É um tanto complicado construir
uma visão acerca de uma obra que lhe parece tão distante
em termos culturais, o que surge como um dos empecilhos
da concretização de uma relação mais acertada com O
Revólver Amado. Boa parte do projeto formal do filme
realizado por Watanabe consiste em tentar recriar dentro
das noções de cinema o universo do mangá, e a
partir daí entrelaçar as linguagens até um encontro
que se dá no último plano, onde a imagem congelada se
transforma num quadrinho desenhado. Seria equivocado
também tentar entrar numa discussão sobre os mangás,
tendo em vista que no máximo levaria as idéias para
longe do cinema, ainda que Watanabe realize tudo de
tal forma que não soe tão estranho pensarmos tal objeto
da cultura japonesa.
Se os mangás em si não levantam tanto interesse,
esta tal tentativa de articulá-los enquanto cinema gera
no mínimo uma noção das capacidades do cineasta em manipular
imagens, sejam estas de maior ou menor interesse, sempre
variando dentro do filme. A narrativa se estrutura de
forma a lembrar não só os desenhos japoneses, mas também
trazendo semelhanças estruturais com o western
clássico, o que faz estranho paralelo entre as culturas
orientais e ocidentais. A idéia de dois personagens
– e ainda, matadores, verdadeiros pistoleiros do século
XXI – percorrendo cada um seu caminho para um aguardado
duelo entre si, adicionando ainda uma forte carga emocional,
não só lembra um bocado os faroestes, como também é
um dos pontos de maior interesse do filme - muito mais
do que algumas idéias de cinema extremo que chegam a
lembrar Takashi Miike, mas passando bastante longe do
talento de seu compatriota.
Watanabe é acima de tudo um cineasta capaz de criar
imagens fortes - o próprio longo plano seqüência inicial
é um bom exemplo de imagens que, mesmo questionáveis
em outros quesitos, são de uma habilidade com o pôr-em-cena
que por si só já seguram um forte interesse no filme.

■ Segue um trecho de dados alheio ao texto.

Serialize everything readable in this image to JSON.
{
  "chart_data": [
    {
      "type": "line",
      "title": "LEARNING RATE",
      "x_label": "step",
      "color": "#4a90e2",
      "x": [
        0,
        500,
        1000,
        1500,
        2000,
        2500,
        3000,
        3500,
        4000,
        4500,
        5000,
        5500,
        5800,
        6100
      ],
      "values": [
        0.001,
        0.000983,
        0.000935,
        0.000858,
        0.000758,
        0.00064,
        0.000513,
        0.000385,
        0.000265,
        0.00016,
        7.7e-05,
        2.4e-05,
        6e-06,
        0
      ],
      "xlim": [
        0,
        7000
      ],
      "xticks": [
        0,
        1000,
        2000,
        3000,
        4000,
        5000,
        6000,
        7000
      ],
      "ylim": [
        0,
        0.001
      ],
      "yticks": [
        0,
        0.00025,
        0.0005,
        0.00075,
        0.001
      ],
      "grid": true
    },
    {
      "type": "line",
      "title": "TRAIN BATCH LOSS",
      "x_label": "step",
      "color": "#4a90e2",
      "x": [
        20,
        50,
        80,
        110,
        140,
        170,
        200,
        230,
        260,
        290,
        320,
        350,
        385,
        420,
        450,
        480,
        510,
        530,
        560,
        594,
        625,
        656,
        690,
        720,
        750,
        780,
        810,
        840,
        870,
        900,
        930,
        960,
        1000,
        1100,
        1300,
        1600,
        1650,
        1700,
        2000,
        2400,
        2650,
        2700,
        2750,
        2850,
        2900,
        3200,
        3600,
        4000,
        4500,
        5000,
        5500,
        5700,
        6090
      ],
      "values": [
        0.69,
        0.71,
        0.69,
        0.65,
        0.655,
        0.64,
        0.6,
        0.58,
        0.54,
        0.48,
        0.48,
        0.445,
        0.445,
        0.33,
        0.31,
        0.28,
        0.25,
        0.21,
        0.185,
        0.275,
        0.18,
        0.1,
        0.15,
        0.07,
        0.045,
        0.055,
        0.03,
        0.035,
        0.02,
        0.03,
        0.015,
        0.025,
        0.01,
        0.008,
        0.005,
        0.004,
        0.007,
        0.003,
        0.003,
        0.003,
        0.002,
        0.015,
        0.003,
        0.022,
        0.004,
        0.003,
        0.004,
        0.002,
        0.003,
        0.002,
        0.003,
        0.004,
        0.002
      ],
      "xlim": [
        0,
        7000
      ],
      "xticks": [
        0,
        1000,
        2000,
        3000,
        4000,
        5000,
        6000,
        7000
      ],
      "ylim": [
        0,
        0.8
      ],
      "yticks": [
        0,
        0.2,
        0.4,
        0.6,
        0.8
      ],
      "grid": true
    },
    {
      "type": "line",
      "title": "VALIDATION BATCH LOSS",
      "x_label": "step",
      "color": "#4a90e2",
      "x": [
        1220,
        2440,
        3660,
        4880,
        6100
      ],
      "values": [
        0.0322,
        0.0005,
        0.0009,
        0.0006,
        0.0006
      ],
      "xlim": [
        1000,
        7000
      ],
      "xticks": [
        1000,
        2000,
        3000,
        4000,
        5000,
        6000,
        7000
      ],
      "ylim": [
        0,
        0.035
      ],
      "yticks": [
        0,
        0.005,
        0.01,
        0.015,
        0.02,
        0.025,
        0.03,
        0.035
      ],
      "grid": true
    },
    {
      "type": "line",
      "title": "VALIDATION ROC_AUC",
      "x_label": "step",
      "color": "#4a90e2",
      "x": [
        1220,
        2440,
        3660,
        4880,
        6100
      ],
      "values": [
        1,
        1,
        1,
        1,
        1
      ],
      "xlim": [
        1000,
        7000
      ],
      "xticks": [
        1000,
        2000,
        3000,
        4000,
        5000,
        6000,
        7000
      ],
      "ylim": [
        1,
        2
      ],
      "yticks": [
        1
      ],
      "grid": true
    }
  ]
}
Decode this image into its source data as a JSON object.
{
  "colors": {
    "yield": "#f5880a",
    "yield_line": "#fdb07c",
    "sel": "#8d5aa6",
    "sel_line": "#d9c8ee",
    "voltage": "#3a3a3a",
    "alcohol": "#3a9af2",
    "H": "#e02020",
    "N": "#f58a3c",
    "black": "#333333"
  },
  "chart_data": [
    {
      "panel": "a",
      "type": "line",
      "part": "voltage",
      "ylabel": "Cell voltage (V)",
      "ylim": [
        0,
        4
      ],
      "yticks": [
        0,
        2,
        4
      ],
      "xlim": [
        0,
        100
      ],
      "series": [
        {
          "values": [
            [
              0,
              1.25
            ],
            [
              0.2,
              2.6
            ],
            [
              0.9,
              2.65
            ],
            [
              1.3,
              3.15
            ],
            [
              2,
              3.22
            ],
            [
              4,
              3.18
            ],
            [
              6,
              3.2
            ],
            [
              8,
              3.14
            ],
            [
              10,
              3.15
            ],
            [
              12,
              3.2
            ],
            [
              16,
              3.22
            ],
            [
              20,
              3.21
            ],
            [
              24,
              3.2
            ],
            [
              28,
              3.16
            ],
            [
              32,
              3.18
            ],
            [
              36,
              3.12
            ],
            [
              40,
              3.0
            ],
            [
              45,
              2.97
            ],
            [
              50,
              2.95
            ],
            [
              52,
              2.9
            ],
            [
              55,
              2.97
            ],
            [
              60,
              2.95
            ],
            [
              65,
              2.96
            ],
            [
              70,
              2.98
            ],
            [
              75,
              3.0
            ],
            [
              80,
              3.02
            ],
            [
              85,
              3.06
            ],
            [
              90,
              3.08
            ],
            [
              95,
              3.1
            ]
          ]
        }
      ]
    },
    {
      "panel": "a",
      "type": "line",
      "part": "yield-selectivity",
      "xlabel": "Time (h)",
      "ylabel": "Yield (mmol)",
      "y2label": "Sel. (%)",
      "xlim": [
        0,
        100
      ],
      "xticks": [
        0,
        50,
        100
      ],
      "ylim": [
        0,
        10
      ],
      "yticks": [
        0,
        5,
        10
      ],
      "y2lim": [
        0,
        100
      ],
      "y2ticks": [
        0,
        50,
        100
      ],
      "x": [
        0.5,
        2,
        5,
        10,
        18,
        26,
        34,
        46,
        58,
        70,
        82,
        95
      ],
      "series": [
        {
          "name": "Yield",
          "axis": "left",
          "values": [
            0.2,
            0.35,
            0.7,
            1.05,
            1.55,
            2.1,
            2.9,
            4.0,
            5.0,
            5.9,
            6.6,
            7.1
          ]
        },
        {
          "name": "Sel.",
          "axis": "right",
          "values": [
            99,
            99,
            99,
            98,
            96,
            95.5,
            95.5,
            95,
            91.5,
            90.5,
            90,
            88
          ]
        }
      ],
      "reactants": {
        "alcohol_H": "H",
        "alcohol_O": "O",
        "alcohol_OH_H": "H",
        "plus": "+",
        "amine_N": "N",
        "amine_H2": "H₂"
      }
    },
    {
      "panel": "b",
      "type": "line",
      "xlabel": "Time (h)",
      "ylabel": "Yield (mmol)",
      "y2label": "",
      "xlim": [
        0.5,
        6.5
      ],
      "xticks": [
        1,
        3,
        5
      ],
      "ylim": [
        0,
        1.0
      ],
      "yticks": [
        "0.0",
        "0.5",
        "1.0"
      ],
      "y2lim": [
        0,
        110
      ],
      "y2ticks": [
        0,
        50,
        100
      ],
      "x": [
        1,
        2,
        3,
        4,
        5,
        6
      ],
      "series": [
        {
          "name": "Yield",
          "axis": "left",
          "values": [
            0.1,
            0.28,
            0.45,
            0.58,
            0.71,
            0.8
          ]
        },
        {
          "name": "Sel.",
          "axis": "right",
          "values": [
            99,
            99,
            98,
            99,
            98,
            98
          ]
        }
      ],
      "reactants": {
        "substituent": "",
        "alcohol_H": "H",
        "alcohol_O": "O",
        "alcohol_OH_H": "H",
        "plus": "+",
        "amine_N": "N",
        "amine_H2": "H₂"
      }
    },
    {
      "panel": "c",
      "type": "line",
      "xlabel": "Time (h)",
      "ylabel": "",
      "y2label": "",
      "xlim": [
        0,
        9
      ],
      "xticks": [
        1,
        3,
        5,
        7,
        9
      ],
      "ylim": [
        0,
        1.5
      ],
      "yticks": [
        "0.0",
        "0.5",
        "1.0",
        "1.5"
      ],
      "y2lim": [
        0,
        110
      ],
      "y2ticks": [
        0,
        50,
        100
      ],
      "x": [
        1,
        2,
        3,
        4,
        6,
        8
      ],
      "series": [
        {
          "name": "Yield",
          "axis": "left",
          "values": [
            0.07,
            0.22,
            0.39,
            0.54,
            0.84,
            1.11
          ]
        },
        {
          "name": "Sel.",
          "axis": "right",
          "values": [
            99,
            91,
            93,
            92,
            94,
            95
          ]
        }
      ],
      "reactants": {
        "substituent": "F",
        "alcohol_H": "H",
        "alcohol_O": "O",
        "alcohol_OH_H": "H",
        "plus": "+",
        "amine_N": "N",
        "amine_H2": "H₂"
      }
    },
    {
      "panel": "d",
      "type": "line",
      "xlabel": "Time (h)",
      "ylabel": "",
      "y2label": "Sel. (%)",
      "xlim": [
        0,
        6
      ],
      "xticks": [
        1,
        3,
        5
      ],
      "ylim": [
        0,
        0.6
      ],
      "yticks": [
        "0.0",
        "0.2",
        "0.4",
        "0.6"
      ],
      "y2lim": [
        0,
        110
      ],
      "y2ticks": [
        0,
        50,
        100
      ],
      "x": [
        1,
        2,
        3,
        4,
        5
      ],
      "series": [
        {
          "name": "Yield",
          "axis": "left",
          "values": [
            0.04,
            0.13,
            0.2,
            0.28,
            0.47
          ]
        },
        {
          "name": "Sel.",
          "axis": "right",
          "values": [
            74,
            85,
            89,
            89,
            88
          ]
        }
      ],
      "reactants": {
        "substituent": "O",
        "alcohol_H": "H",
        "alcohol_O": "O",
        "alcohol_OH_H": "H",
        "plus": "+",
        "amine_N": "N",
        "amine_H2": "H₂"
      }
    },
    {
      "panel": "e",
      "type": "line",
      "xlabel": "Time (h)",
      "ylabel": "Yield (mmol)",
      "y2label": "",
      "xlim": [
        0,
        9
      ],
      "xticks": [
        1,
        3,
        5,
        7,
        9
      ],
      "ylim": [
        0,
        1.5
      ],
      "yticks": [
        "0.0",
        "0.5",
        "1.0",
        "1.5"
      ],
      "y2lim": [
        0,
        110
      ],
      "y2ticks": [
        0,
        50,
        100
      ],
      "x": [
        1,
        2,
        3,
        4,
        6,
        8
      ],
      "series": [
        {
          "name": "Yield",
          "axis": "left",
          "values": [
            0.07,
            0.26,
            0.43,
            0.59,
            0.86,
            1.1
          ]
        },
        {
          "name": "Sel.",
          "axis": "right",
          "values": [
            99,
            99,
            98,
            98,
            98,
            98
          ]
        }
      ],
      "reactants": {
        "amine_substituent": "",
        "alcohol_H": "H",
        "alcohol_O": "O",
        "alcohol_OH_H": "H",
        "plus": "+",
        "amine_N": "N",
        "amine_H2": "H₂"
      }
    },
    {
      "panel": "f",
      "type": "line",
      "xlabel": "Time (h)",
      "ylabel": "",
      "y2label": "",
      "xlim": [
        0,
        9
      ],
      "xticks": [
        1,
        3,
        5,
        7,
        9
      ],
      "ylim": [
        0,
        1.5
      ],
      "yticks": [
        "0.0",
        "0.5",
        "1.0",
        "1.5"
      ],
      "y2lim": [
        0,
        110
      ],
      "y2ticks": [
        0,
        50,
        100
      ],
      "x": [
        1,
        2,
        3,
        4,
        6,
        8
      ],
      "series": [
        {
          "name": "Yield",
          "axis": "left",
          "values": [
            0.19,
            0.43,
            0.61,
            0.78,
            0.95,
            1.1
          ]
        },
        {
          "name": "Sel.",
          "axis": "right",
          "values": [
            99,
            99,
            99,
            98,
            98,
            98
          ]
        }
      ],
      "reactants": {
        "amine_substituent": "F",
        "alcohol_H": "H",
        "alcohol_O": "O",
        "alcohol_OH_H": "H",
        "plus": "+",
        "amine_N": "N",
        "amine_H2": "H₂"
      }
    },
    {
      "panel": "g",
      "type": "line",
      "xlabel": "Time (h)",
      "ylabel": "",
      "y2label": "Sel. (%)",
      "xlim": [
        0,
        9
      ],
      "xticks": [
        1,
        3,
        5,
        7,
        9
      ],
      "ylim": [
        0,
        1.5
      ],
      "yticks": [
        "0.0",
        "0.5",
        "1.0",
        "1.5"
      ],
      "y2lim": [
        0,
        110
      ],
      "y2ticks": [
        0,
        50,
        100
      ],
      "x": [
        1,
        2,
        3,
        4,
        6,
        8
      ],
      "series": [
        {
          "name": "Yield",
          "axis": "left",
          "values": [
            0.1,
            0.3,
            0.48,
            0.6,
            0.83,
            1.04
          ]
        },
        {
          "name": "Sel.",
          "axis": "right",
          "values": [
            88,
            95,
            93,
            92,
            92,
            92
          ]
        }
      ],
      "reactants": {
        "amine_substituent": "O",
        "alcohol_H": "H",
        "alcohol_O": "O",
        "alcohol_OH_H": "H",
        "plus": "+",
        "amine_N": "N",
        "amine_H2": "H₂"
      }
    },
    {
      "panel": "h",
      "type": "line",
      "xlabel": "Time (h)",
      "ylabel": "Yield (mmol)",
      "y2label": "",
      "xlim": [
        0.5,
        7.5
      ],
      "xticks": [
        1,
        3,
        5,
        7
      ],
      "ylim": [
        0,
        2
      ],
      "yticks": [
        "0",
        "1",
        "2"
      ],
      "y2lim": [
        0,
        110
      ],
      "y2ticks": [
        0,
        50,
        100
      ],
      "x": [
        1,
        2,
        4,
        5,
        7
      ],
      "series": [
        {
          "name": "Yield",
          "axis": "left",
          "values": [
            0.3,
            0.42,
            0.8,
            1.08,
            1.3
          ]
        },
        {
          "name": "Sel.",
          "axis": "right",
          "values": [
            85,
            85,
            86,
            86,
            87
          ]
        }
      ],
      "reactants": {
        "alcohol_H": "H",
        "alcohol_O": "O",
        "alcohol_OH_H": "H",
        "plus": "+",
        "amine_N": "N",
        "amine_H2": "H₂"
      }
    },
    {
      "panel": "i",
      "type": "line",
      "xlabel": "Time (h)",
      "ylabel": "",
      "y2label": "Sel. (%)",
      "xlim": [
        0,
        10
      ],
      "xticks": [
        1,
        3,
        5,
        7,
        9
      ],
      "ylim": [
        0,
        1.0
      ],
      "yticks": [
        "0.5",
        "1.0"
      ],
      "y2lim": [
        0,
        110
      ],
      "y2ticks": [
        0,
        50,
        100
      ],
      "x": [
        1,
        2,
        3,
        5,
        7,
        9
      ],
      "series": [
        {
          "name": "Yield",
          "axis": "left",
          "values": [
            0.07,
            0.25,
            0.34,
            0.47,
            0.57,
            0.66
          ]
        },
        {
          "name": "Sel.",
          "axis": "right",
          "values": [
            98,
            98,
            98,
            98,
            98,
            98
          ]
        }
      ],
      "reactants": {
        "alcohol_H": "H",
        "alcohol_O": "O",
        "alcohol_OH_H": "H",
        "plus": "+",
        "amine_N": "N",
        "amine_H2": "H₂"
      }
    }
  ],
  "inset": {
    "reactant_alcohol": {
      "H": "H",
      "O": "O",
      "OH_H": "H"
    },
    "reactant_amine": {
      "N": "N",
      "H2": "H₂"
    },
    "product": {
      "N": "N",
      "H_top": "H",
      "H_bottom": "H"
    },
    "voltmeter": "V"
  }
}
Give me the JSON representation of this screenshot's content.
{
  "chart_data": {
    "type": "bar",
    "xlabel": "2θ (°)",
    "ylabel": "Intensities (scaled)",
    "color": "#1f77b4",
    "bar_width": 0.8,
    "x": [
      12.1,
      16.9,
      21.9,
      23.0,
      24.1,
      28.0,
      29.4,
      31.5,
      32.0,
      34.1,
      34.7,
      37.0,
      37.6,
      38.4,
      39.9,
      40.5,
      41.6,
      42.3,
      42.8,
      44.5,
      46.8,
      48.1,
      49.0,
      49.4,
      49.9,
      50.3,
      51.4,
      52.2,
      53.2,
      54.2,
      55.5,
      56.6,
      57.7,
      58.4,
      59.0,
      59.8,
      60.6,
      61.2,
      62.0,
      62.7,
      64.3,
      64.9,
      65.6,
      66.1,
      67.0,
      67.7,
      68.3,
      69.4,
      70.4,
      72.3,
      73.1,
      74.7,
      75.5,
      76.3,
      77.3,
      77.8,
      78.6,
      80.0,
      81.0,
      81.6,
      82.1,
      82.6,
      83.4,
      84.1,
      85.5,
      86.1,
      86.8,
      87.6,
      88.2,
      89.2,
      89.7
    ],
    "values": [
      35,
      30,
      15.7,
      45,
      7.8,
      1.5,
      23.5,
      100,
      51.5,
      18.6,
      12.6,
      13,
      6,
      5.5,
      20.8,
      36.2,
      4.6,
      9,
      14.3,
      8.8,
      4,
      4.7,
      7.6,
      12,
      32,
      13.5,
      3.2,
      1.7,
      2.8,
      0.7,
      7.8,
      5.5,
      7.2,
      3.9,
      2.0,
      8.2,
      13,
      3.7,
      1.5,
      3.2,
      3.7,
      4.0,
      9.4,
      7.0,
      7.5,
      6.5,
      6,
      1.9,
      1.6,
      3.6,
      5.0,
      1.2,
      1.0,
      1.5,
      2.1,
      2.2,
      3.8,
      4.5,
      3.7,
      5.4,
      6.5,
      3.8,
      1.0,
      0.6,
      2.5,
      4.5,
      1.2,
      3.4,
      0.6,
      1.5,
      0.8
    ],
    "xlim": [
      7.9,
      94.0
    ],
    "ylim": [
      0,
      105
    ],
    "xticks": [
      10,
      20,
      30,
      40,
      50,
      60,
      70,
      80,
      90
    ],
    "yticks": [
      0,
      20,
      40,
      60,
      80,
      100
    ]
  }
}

O grande problema, então, surge no fato de que o filme
não se sustenta só por elas, e que constantemente seus
vôos começam a ficar menos interessantes, sempre emperrados
por soluções narrativas eventualmente bobas, mas também
com incursões que não funcionam na maioria do tempo
- como a tentativa de criar uma relação aprendiz e mestre
entre o matador veterano e o jovem principiante. Este
segundo personagem, em particular, é um dos constantes
pontos de queda do filme, construído em cima das piores
piadas (ainda que tenha uma das melhores cenas do filme,
já depois do clímax). Em um filme onde o senso de humor
oscila um bocado, construir um personagem basicamente
em cima de piadas (e no caso deste, raramente de qualquer
graça) não poderia dar muito certo.
Emulador de uma cultura particular japonesa, Watanabe
também irá ecoar um pouco da liberdade formal de um
Seijun Suzuki (com quem trabalhou, aliás), ainda que
com uma distância de qualidade abismal. A forma de construir
um olhar lembrará Suzuki, mais do que o olhar em si.
Se Watanabe ainda precisa amadurecer seu cinema (seja
qual o caminho percorra - e julgando pelos melhores
momentos de O Revólver Amado, preferencialmente
a porralouquice total), este seu segundo longa já traça
alguns que, se nem sempre acertam, possuem seus momentos.